Au bout de quarante minutes de cet imbroglio, où la musique exotique des fonds marins contraste avec le tragique des situations, très mal filmées, découpées et montées, chaque réplique devient délicieusement comique. Peut-être le sous-titrage français est-il en cause, mais certaines scènes semblent tombées du ciel – ou des mains d’un scénariste à bout de nerfs : « Sven … je suis tombé dans la cave rouge ! » dit l’un ; « Quoi ? Tu as entendu le Requiem des Profondeurs ? » s’exclame l’autre. Et le premier d’ajouter qu’il doit sa survie au comportement amical de la raie manta géante. Les Inconnus n’auraient pas été aussi loin dans un sketch parodique.

Honnêtement, il n’y a donc pas grand chose à sauver : LES AQUANAUTES est un gentil nanar, d’autant plus savoureux que les dialogues et l’enchevêtrement des situations rendent l’intrigue absolument incompréhensible. On notera, toutefois, quelques inventions futuristes sympathiques et l’idée – plutôt originale en 1980 – que tous les peuples de la Terre semblent en paix, les soviétiques étant prêts à aider des français et des américains à extraire de l’eau lourde pour faire fonctionner leurs centrales nucléaires, le tout sous l’égide des Nations Unies !

Est-ce à cause de cette morale pacifiste que le film fut un échec ? Ou bien faut-il penser que les studios Gorki, conscients du naufrage, limitèrent volontairement la distribution en salles ? Je manque d’informations, sur ce point. Pour tout dire, je n’ai même pas réussi à trouver l’affiche soviétique originale !

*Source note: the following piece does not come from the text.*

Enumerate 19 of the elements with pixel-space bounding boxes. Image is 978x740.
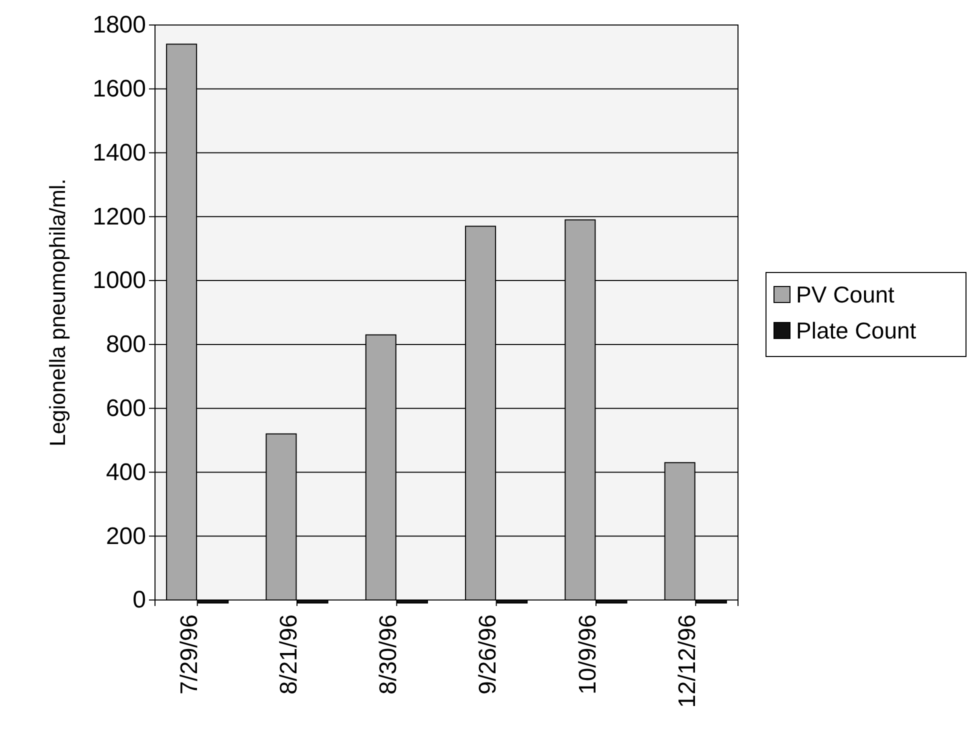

Comment en suis-je arrivé à découvrir ce film ? Il est temps de vous dévoiler un secret : je suis moi-même un aquanaute du XXIe siècle, formé à l’exploration abyssale des méandres de l’internet, capable de rester en apnée pendant des heures pour gratter sous le corail des forums, threads et autres brocantes virtuelles qui bouillonnent sous nos clics insouciants. Au hasard de l’une de mes sorties, je suis tombé sur cette version sous-titrée en français. Je ne sais pas qui est l’auteur de cette trouvaille, ni même s’il est responsable du sous-titrage, mais qu’il soit remercié pour son travail de l’ombre !

Du reste, le film semble trouvable en DVD chez nos amis Allemands (Icestorm Entertainment GmbH) et Russes. Hélas, je ne sais pas si une version française est disponible. Si, d’aventure, vous étiez en possession d’un tel objet de collection, n’hésitez pas à nous laisser un commentaire.